Moreover, children and teens of all ages ranging from 5 – 15 are found wandering around the mine fields, helping their mothers to gather, sift and pack products. These children use bare hands which damage their skin and induce serious health problems. A young mother expressed, “I have to bring my young child along with me here so that she helps me, and also continues working when I have to run out to sell my products, or buy items for my small home business. If we don’t manage everything, we won’t have enough to live on”.  Mothers are forced to leave even their girl children out in the mine fields to work. This does not just affect the health of the girls, but also various other kinds of risks to her dignity and life. Boys and girls working with raw materials, and carrying heavy bags on their heads are at risk of decrease in physical growth, and of developing spinal and back pains.

The case of pregnant women is even worse. Carrying heavy burden leads to miscarriages, infant mortality, child mortality, maternal mortality, deformities and disabilities, and also affects the health of the woman after child birth. “I know that this work is harsh for our health and would result in negative consequences; yet we do not have any choice because living cost is so expensive in our village, and we have to even buy water every day, as we don’t receive safe water in our village” stated one pregnant woman.

Women and children are the most vulnerable in any given scenario; whether it is in a family, society, in war or displacement, or even in work places, it is always the women and mostly the girl children who endure sufferings in the form of ill- health, insecurity, sexual and emotional violence and inequality. Poverty, lack of resources and unavailability of basic services, affect the women and girl children more than it is for men and boys.

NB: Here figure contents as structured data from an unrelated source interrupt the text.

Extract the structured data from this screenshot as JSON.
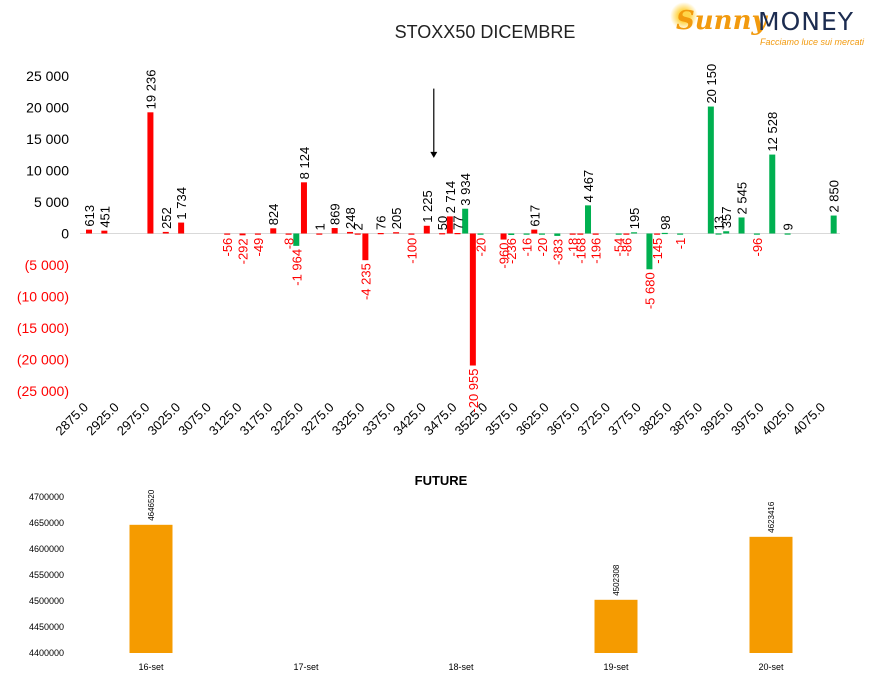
{
  "brand": {
    "sunny": "Sunny",
    "money": "MONEY",
    "tagline": "Facciamo luce sui mercati"
  },
  "chart_data": [
    {
      "type": "bar",
      "title": "STOXX50 DICEMBRE",
      "categories": [
        "2875.0",
        "2925.0",
        "2975.0",
        "3025.0",
        "3075.0",
        "3125.0",
        "3175.0",
        "3225.0",
        "3275.0",
        "3325.0",
        "3375.0",
        "3425.0",
        "3475.0",
        "3525.0",
        "3575.0",
        "3625.0",
        "3675.0",
        "3725.0",
        "3775.0",
        "3825.0",
        "3875.0",
        "3925.0",
        "3975.0",
        "4025.0",
        "4075.0"
      ],
      "ylim": [
        -25000,
        25000
      ],
      "yticks": [
        25000,
        20000,
        15000,
        10000,
        5000,
        0,
        -5000,
        -10000,
        -15000,
        -20000,
        -25000
      ],
      "ytick_labels": [
        "25 000",
        "20 000",
        "15 000",
        "10 000",
        "5 000",
        "0",
        "(5 000)",
        "(10 000)",
        "(15 000)",
        "(20 000)",
        "(25 000)"
      ],
      "colors": {
        "red": "#ff0000",
        "green": "#00b050",
        "neg_label": "#ff0000",
        "pos_label": "#000000"
      },
      "bars": [
        {
          "x": 2875.0,
          "value": 613,
          "label": "613",
          "color": "red"
        },
        {
          "x": 2900.0,
          "value": 451,
          "label": "451",
          "color": "red"
        },
        {
          "x": 2975.0,
          "value": 19236,
          "label": "19 236",
          "color": "red"
        },
        {
          "x": 3000.0,
          "value": 252,
          "label": "252",
          "color": "red"
        },
        {
          "x": 3025.0,
          "value": 1734,
          "label": "1 734",
          "color": "red"
        },
        {
          "x": 3100.0,
          "value": -56,
          "label": "-56",
          "color": "red"
        },
        {
          "x": 3125.0,
          "value": -292,
          "label": "-292",
          "color": "red"
        },
        {
          "x": 3150.0,
          "value": -49,
          "label": "-49",
          "color": "red"
        },
        {
          "x": 3175.0,
          "value": 824,
          "label": "824",
          "color": "red"
        },
        {
          "x": 3200.0,
          "value": -8,
          "label": "-8",
          "color": "red"
        },
        {
          "x": 3212.5,
          "value": -1964,
          "label": "-1 964",
          "color": "green"
        },
        {
          "x": 3225.0,
          "value": 8124,
          "label": "8 124",
          "color": "red"
        },
        {
          "x": 3250.0,
          "value": 1,
          "label": "1",
          "color": "red"
        },
        {
          "x": 3275.0,
          "value": 869,
          "label": "869",
          "color": "red"
        },
        {
          "x": 3300.0,
          "value": 248,
          "label": "248",
          "color": "red"
        },
        {
          "x": 3312.5,
          "value": 2,
          "label": "2",
          "color": "red"
        },
        {
          "x": 3325.0,
          "value": -4235,
          "label": "-4 235",
          "color": "red"
        },
        {
          "x": 3350.0,
          "value": 76,
          "label": "76",
          "color": "red"
        },
        {
          "x": 3375.0,
          "value": 205,
          "label": "205",
          "color": "red"
        },
        {
          "x": 3400.0,
          "value": -100,
          "label": "-100",
          "color": "red"
        },
        {
          "x": 3425.0,
          "value": 1225,
          "label": "1 225",
          "color": "red"
        },
        {
          "x": 3450.0,
          "value": 50,
          "label": "50",
          "color": "red"
        },
        {
          "x": 3462.5,
          "value": 2714,
          "label": "2 714",
          "color": "red"
        },
        {
          "x": 3475.0,
          "value": 77,
          "label": "77",
          "color": "red"
        },
        {
          "x": 3487.5,
          "value": 3934,
          "label": "3 934",
          "color": "green"
        },
        {
          "x": 3500.0,
          "value": -20955,
          "label": "-20 955",
          "color": "red"
        },
        {
          "x": 3512.5,
          "value": -20,
          "label": "-20",
          "color": "green"
        },
        {
          "x": 3550.0,
          "value": -960,
          "label": "-960",
          "color": "red"
        },
        {
          "x": 3562.5,
          "value": -236,
          "label": "-236",
          "color": "green"
        },
        {
          "x": 3587.5,
          "value": -16,
          "label": "-16",
          "color": "green"
        },
        {
          "x": 3600.0,
          "value": 617,
          "label": "617",
          "color": "red"
        },
        {
          "x": 3612.5,
          "value": -20,
          "label": "-20",
          "color": "green"
        },
        {
          "x": 3637.5,
          "value": -383,
          "label": "-383",
          "color": "green"
        },
        {
          "x": 3662.5,
          "value": -18,
          "label": "-18",
          "color": "red"
        },
        {
          "x": 3675.0,
          "value": -168,
          "label": "-168",
          "color": "red"
        },
        {
          "x": 3687.5,
          "value": 4467,
          "label": "4 467",
          "color": "green"
        },
        {
          "x": 3700.0,
          "value": -196,
          "label": "-196",
          "color": "red"
        },
        {
          "x": 3737.5,
          "value": -54,
          "label": "-54",
          "color": "green"
        },
        {
          "x": 3750.0,
          "value": -86,
          "label": "-86",
          "color": "red"
        },
        {
          "x": 3762.5,
          "value": 195,
          "label": "195",
          "color": "green"
        },
        {
          "x": 3787.5,
          "value": -5680,
          "label": "-5 680",
          "color": "green"
        },
        {
          "x": 3800.0,
          "value": -145,
          "label": "-145",
          "color": "red"
        },
        {
          "x": 3812.5,
          "value": 98,
          "label": "98",
          "color": "green"
        },
        {
          "x": 3837.5,
          "value": -1,
          "label": "-1",
          "color": "green"
        },
        {
          "x": 3887.5,
          "value": 20150,
          "label": "20 150",
          "color": "green"
        },
        {
          "x": 3900.0,
          "value": 13,
          "label": "13",
          "color": "green"
        },
        {
          "x": 3912.5,
          "value": 357,
          "label": "357",
          "color": "green"
        },
        {
          "x": 3937.5,
          "value": 2545,
          "label": "2 545",
          "color": "green"
        },
        {
          "x": 3962.5,
          "value": -96,
          "label": "-96",
          "color": "green"
        },
        {
          "x": 3987.5,
          "value": 12528,
          "label": "12 528",
          "color": "green"
        },
        {
          "x": 4012.5,
          "value": 9,
          "label": "9",
          "color": "green"
        },
        {
          "x": 4087.5,
          "value": 2850,
          "label": "2 850",
          "color": "green"
        }
      ],
      "annotations": [
        {
          "type": "arrow-down",
          "x": 3425.0,
          "from": 23000,
          "to": 12000
        }
      ]
    },
    {
      "type": "bar",
      "title": "FUTURE",
      "categories": [
        "16-set",
        "17-set",
        "18-set",
        "19-set",
        "20-set"
      ],
      "values": [
        4646520,
        null,
        null,
        4502308,
        4623416
      ],
      "value_labels": [
        "4646520",
        "",
        "",
        "4502308",
        "4623416"
      ],
      "ylim": [
        4400000,
        4700000
      ],
      "yticks": [
        4700000,
        4650000,
        4600000,
        4550000,
        4500000,
        4450000,
        4400000
      ],
      "ytick_labels": [
        "4700000",
        "4650000",
        "4600000",
        "4550000",
        "4500000",
        "4450000",
        "4400000"
      ],
      "color": "#f59b00"
    }
  ]
}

Though in some instances, the authorities forbid women and children accessing the artisanal mines, in order to protect them from disaster and health hazards, low economic conditions or extreme poverty force women into the mines.

Campaigns have been carried out by the Lualaba local authorities together with NGO’s to raise awareness about dangers women and children can encounter while working on artisanal mines. This initiative is carried out in order to mitigate the presence of women and children in artisanal mines, and to care for their health and security.

Even though initiatives are carried out to bring the women children out of the dangerous mind fields, steps are not taken to introduce other economic opportunities for women to earn for their living. With the tight job market, women suffer in finding work that would bring them reasonable wages. Also the unequal pay between men and women brings frustration to the women. Hence women break the rules and barriers, and step back into the dark fields, to engage in mining, to prevent their families from being in hunger.